JPMorgan Chase & Co., the world’s biggest investment bank, may have to cut jobs and reduce compensation if trading revenue fails to rebound as expected, Chief Financial Officer Marianne Lake said.
With results holding at current levels, “compensation will come down,” Lake said today at an investor conference in New York. “Then in the longer term, the question is whether we will have too much capacity.”
JPMorgan warned investors last month that second-quarter fixed-income and equities trading would probably drop about 20 percent from a year earlier amid low volatility across asset classes. Lake, 45, affirmed the New York-based bank’s forecast today and said the slowdown appeared to be cyclical, rather than a permanent shift.
“Over time, we should expect to see these cyclical headwinds abate and get replaced with tailwinds,” including stronger global economic growth and higher interest rates, Lake said.

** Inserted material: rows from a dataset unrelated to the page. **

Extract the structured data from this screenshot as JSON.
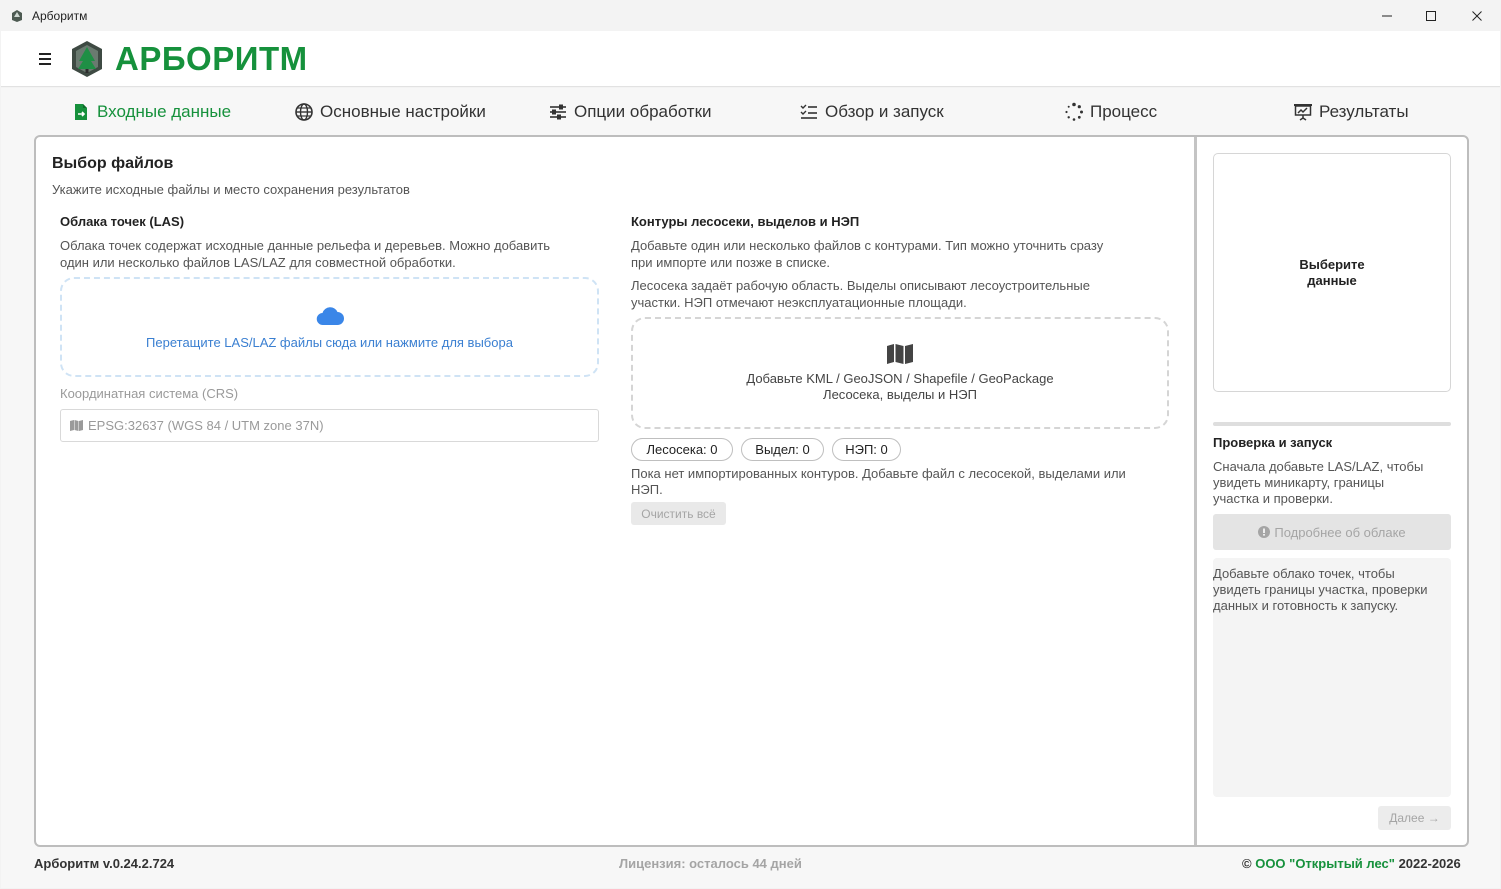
{
  "window": {
    "title": "Арборитм",
    "minimize_icon": "minimize-icon",
    "maximize_icon": "maximize-icon",
    "close_icon": "close-icon"
  },
  "header": {
    "brand": "АРБОРИТМ",
    "brand_color": "#16913c"
  },
  "tabs": [
    {
      "label": "Входные данные",
      "icon": "file-import-icon",
      "active": true
    },
    {
      "label": "Основные настройки",
      "icon": "globe-icon"
    },
    {
      "label": "Опции обработки",
      "icon": "sliders-icon"
    },
    {
      "label": "Обзор и запуск",
      "icon": "list-check-icon"
    },
    {
      "label": "Процесс",
      "icon": "spinner-icon"
    },
    {
      "label": "Результаты",
      "icon": "presentation-chart-icon"
    }
  ],
  "main": {
    "title": "Выбор файлов",
    "subtitle": "Укажите исходные файлы и место сохранения результатов",
    "las": {
      "heading": "Облака точек (LAS)",
      "desc_line1": "Облака точек содержат исходные данные рельефа и деревьев. Можно добавить",
      "desc_line2": "один или несколько файлов LAS/LAZ для совместной обработки.",
      "drop_text": "Перетащите LAS/LAZ файлы сюда или нажмите для выбора",
      "crs_label": "Координатная система (CRS)",
      "crs_value": "EPSG:32637 (WGS 84 / UTM zone 37N)"
    },
    "contours": {
      "heading": "Контуры лесосеки, выделов и НЭП",
      "desc1_line1": "Добавьте один или несколько файлов с контурами. Тип можно уточнить сразу",
      "desc1_line2": "при импорте или позже в списке.",
      "desc2_line1": "Лесосека задаёт рабочую область. Выделы описывают лесоустроительные",
      "desc2_line2": "участки. НЭП отмечают неэксплуатационные площади.",
      "drop_line1": "Добавьте KML / GeoJSON / Shapefile / GeoPackage",
      "drop_line2": "Лесосека, выделы и НЭП",
      "chips": [
        "Лесосека: 0",
        "Выдел: 0",
        "НЭП: 0"
      ],
      "empty_line1": "Пока нет импортированных контуров. Добавьте файл с лесосекой, выделами или",
      "empty_line2": "НЭП.",
      "clear_label": "Очистить всё"
    }
  },
  "sidebar": {
    "preview_line1": "Выберите",
    "preview_line2": "данные",
    "check_heading": "Проверка и запуск",
    "check_line1": "Сначала добавьте LAS/LAZ, чтобы",
    "check_line2": "увидеть миникарту, границы",
    "check_line3": "участка и проверки.",
    "details_label": "Подробнее об облаке",
    "info_line1": "Добавьте облако точек, чтобы",
    "info_line2": "увидеть границы участка, проверки",
    "info_line3": "данных и готовность к запуску.",
    "next_label": "Далее →"
  },
  "footer": {
    "version": "Арборитм v.0.24.2.724",
    "license": "Лицензия: осталось 44 дней",
    "copyright_prefix": "© ",
    "org": "ООО \"Открытый лес\"",
    "years": " 2022-2026"
  }
}
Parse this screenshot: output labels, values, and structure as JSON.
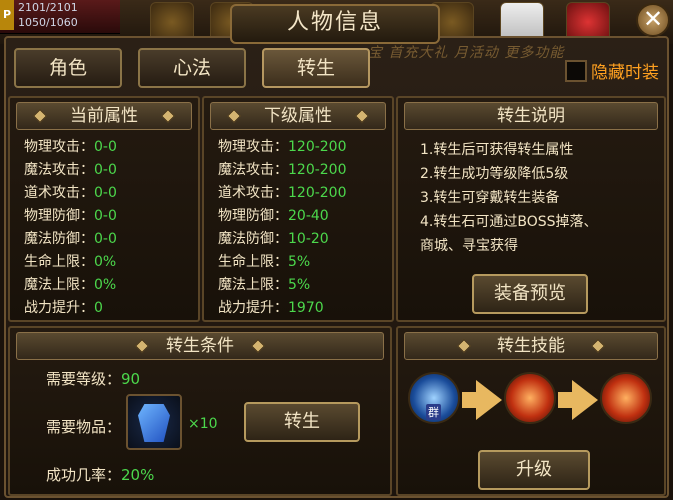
{
  "hud": {
    "hp": "2101/2101",
    "mp": "1050/1060",
    "badge": "P"
  },
  "window": {
    "title": "人物信息",
    "close_glyph": "✕",
    "banner": "宝  首充大礼  月活动  更多功能"
  },
  "tabs": [
    {
      "label": "角色"
    },
    {
      "label": "心法"
    },
    {
      "label": "转生",
      "active": true
    }
  ],
  "hide_fashion": {
    "label": "隐藏时装",
    "checked": false
  },
  "current_attrs": {
    "title": "当前属性",
    "rows": [
      {
        "name": "物理攻击：",
        "value": "0-0"
      },
      {
        "name": "魔法攻击：",
        "value": "0-0"
      },
      {
        "name": "道术攻击：",
        "value": "0-0"
      },
      {
        "name": "物理防御：",
        "value": "0-0"
      },
      {
        "name": "魔法防御：",
        "value": "0-0"
      },
      {
        "name": "生命上限：",
        "value": "0%"
      },
      {
        "name": "魔法上限：",
        "value": "0%"
      },
      {
        "name": "战力提升：",
        "value": "0"
      }
    ]
  },
  "next_attrs": {
    "title": "下级属性",
    "rows": [
      {
        "name": "物理攻击：",
        "value": "120-200"
      },
      {
        "name": "魔法攻击：",
        "value": "120-200"
      },
      {
        "name": "道术攻击：",
        "value": "120-200"
      },
      {
        "name": "物理防御：",
        "value": "20-40"
      },
      {
        "name": "魔法防御：",
        "value": "10-20"
      },
      {
        "name": "生命上限：",
        "value": "5%"
      },
      {
        "name": "魔法上限：",
        "value": "5%"
      },
      {
        "name": "战力提升：",
        "value": "1970"
      }
    ]
  },
  "rebirth_desc": {
    "title": "转生说明",
    "lines": [
      "1.转生后可获得转生属性",
      "2.转生成功等级降低5级",
      "3.转生可穿戴转生装备",
      "4.转生石可通过BOSS掉落、",
      "商城、寻宝获得"
    ],
    "preview_button": "装备预览"
  },
  "conditions": {
    "title": "转生条件",
    "level_label": "需要等级：",
    "level_value": "90",
    "item_label": "需要物品：",
    "item_icon": "rebirth-stone-icon",
    "item_count": "×10",
    "rate_label": "成功几率：",
    "rate_value": "20%",
    "rebirth_button": "转生"
  },
  "skills": {
    "title": "转生技能",
    "badge": "群",
    "upgrade_button": "升级"
  },
  "colors": {
    "value_green": "#4cd84c",
    "accent_orange": "#ffa020",
    "cream_text": "#f2e4c4"
  }
}
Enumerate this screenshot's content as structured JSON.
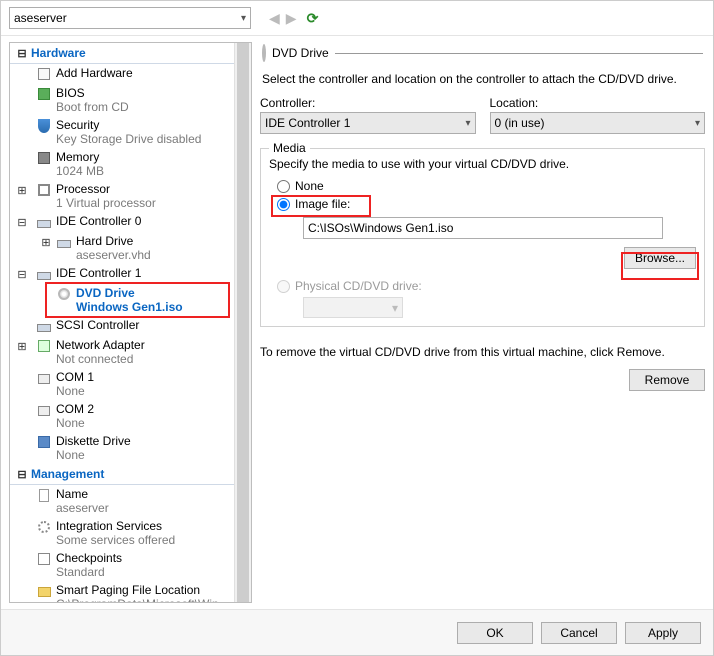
{
  "topbar": {
    "server_name": "aseserver"
  },
  "sidebar": {
    "hardware_label": "Hardware",
    "management_label": "Management",
    "items": {
      "add_hw": "Add Hardware",
      "bios": "BIOS",
      "bios_sub": "Boot from CD",
      "security": "Security",
      "security_sub": "Key Storage Drive disabled",
      "memory": "Memory",
      "memory_sub": "1024 MB",
      "processor": "Processor",
      "processor_sub": "1 Virtual processor",
      "ide0": "IDE Controller 0",
      "hd": "Hard Drive",
      "hd_sub": "aseserver.vhd",
      "ide1": "IDE Controller 1",
      "dvd": "DVD Drive",
      "dvd_sub": "Windows Gen1.iso",
      "scsi": "SCSI Controller",
      "net": "Network Adapter",
      "net_sub": "Not connected",
      "com1": "COM 1",
      "com1_sub": "None",
      "com2": "COM 2",
      "com2_sub": "None",
      "diskette": "Diskette Drive",
      "diskette_sub": "None",
      "name": "Name",
      "name_sub": "aseserver",
      "integ": "Integration Services",
      "integ_sub": "Some services offered",
      "checkpoints": "Checkpoints",
      "checkpoints_sub": "Standard",
      "paging": "Smart Paging File Location",
      "paging_sub": "C:\\ProgramData\\Microsoft\\Win..."
    }
  },
  "pane": {
    "title": "DVD Drive",
    "help": "Select the controller and location on the controller to attach the CD/DVD drive.",
    "controller_label": "Controller:",
    "controller_value": "IDE Controller 1",
    "location_label": "Location:",
    "location_value": "0 (in use)",
    "media_group": "Media",
    "media_help": "Specify the media to use with your virtual CD/DVD drive.",
    "radio_none": "None",
    "radio_image": "Image file:",
    "image_path": "C:\\ISOs\\Windows Gen1.iso",
    "browse": "Browse...",
    "radio_physical": "Physical CD/DVD drive:",
    "remove_help": "To remove the virtual CD/DVD drive from this virtual machine, click Remove.",
    "remove": "Remove"
  },
  "footer": {
    "ok": "OK",
    "cancel": "Cancel",
    "apply": "Apply"
  }
}
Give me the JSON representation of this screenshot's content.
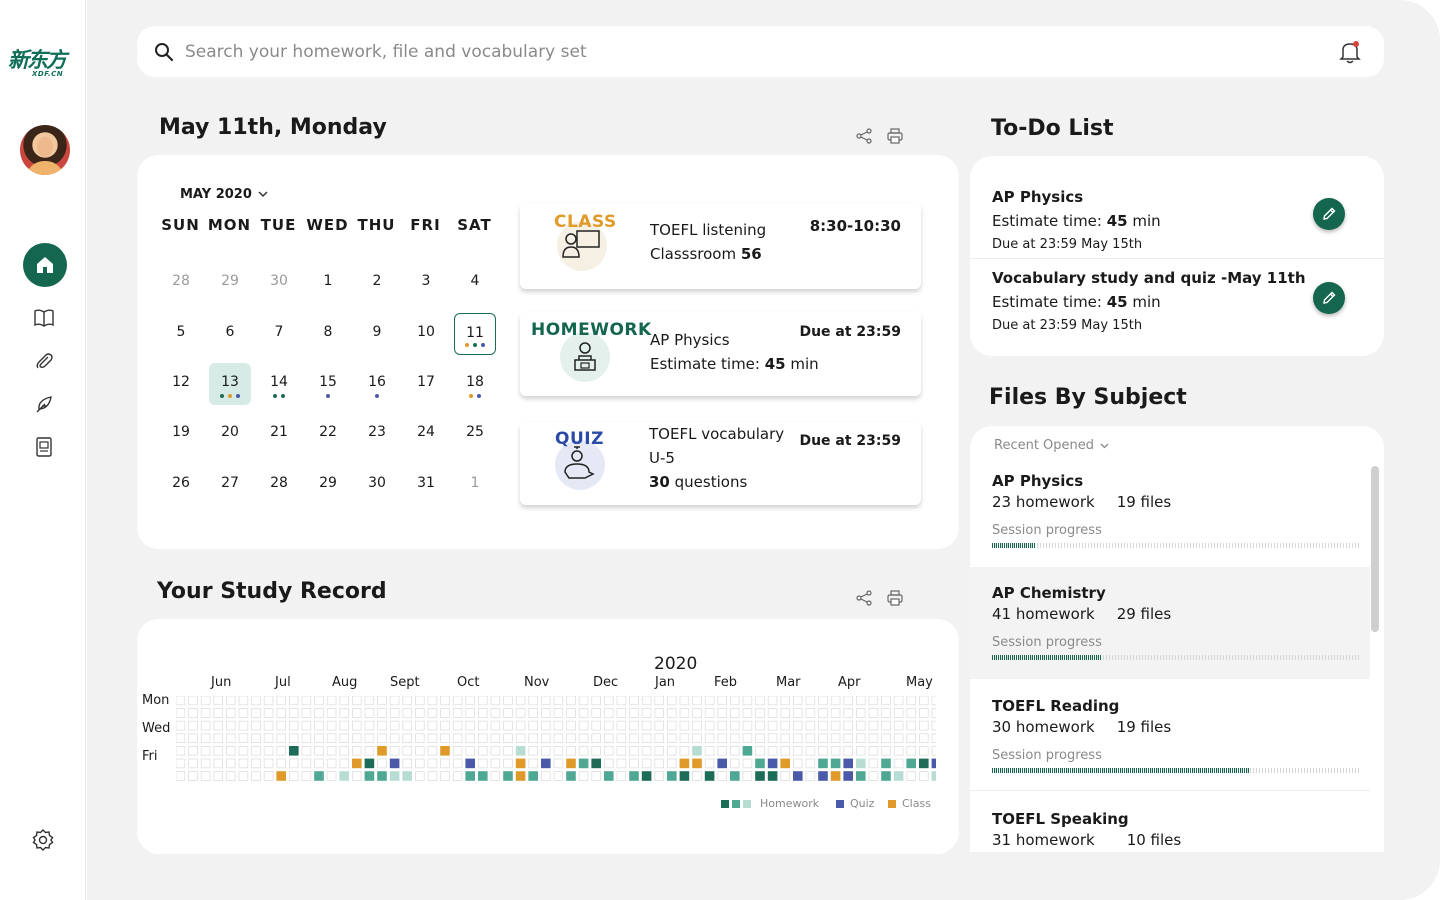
{
  "logo": {
    "chinese": "新东方",
    "domain": "XDF.CN"
  },
  "search": {
    "placeholder": "Search your homework, file and vocabulary set"
  },
  "calendar": {
    "heading": "May 11th, Monday",
    "month_label": "MAY 2020",
    "weekdays": [
      "SUN",
      "MON",
      "TUE",
      "WED",
      "THU",
      "FRI",
      "SAT"
    ],
    "weeks": [
      [
        "28",
        "29",
        "30",
        "1",
        "2",
        "3",
        "4"
      ],
      [
        "5",
        "6",
        "7",
        "8",
        "9",
        "10",
        "11"
      ],
      [
        "12",
        "13",
        "14",
        "15",
        "16",
        "17",
        "18"
      ],
      [
        "19",
        "20",
        "21",
        "22",
        "23",
        "24",
        "25"
      ],
      [
        "26",
        "27",
        "28",
        "29",
        "30",
        "31",
        "1"
      ]
    ],
    "today": "11",
    "selected": "13"
  },
  "events": [
    {
      "kind": "CLASS",
      "title": "TOEFL listening",
      "detail_prefix": "Classsroom ",
      "detail_value": "56",
      "right": "8:30-10:30"
    },
    {
      "kind": "HOMEWORK",
      "title": "AP Physics",
      "detail_prefix": "Estimate time: ",
      "detail_value": "45",
      "detail_suffix": " min",
      "right": "Due at 23:59"
    },
    {
      "kind": "QUIZ",
      "title": "TOEFL vocabulary",
      "title2": "U-5",
      "detail_value": "30",
      "detail_suffix": " questions",
      "right": "Due at 23:59"
    }
  ],
  "study_record": {
    "heading": "Your Study Record",
    "year": "2020",
    "months": [
      "Jun",
      "Jul",
      "Aug",
      "Sept",
      "Oct",
      "Nov",
      "Dec",
      "Jan",
      "Feb",
      "Mar",
      "Apr",
      "May"
    ],
    "row_labels": [
      "Mon",
      "Wed",
      "Fri"
    ],
    "legend": {
      "homework": "Homework",
      "quiz": "Quiz",
      "class": "Class"
    }
  },
  "todo": {
    "heading": "To-Do List",
    "items": [
      {
        "title": "AP Physics",
        "estimate_prefix": "Estimate time: ",
        "estimate_value": "45",
        "estimate_suffix": " min",
        "due": "Due at 23:59 May 15th"
      },
      {
        "title": "Vocabulary study and quiz -May 11th",
        "estimate_prefix": "Estimate time: ",
        "estimate_value": "45",
        "estimate_suffix": " min",
        "due": "Due at 23:59 May 15th"
      }
    ]
  },
  "files": {
    "heading": "Files By Subject",
    "sort_label": "Recent Opened",
    "progress_label": "Session progress",
    "items": [
      {
        "name": "AP Physics",
        "homework": "23 homework",
        "files": "19 files",
        "progress": 0.12
      },
      {
        "name": "AP Chemistry",
        "homework": "41 homework",
        "files": "29 files",
        "progress": 0.3
      },
      {
        "name": "TOEFL  Reading",
        "homework": "30 homework",
        "files": "19 files",
        "progress": 0.7
      },
      {
        "name": "TOEFL Speaking",
        "homework": "31 homework",
        "files": "10 files"
      }
    ]
  },
  "colors": {
    "brand_green": "#14664f",
    "homework_dark": "#1c6c58",
    "homework_mid": "#4fa894",
    "homework_light": "#b7dcd3",
    "quiz": "#4a5aa8",
    "class": "#e09a2a"
  }
}
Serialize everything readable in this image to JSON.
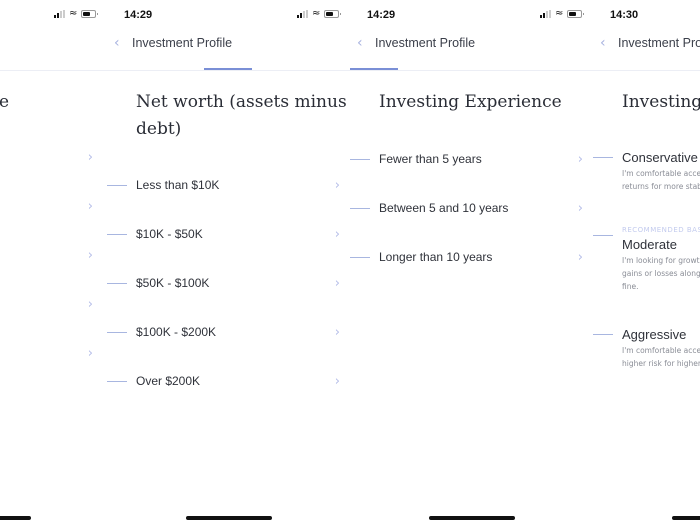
{
  "nav_title": "Investment Profile",
  "panels": [
    {
      "time": "",
      "heading_partial": "ne",
      "option_count": 5
    },
    {
      "time": "14:29",
      "heading": "Net worth (assets minus debt)",
      "options": [
        "Less than $10K",
        "$10K - $50K",
        "$50K - $100K",
        "$100K - $200K",
        "Over $200K"
      ]
    },
    {
      "time": "14:29",
      "heading": "Investing Experience",
      "options": [
        "Fewer than 5 years",
        "Between 5 and 10 years",
        "Longer than 10 years"
      ]
    },
    {
      "time": "14:30",
      "heading": "Investing",
      "risk_options": [
        {
          "name": "Conservative",
          "tag": "",
          "desc": [
            "I'm comfortable accep",
            "returns for more stabil"
          ]
        },
        {
          "name": "Moderate",
          "tag": "RECOMMENDED BAS",
          "desc": [
            "I'm looking for growth",
            "gains or losses along th",
            "fine."
          ]
        },
        {
          "name": "Aggressive",
          "tag": "",
          "desc": [
            "I'm comfortable accep",
            "higher risk for higher r"
          ]
        }
      ]
    }
  ],
  "icons": {
    "back": "‹",
    "chevron": "›",
    "wifi": "wifi-icon"
  },
  "colors": {
    "accent": "#7a8fd6",
    "dash": "#a8b6e0",
    "chevron": "#b5bde8"
  }
}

The bank’s size allows it to withstand market lulls without overreacting, she said, while acknowledging the possibility that job cuts could be needed over the longer term. Rivals including Morgan Stanley have reduced staff and Zurich-based Credit Suisse Group AG is weighing the sale of additional stakes in an electronic interest-rates trading unit.
“It is possible that reductions may be required in response to market evolution, but it will take time to play out,” Lake said.
Deposits may drop by about $100 billion at JPMorgan after the Federal Reserve reverses steps it took to prop up banks and markets after the financial crisis, Lake said. Rising interest rates could also draw deposits as consumers move to money-market funds, she said. The bank has drawn $350 billion in additional deposits since the end of 2009, much of it because of Fed actions, Lake said.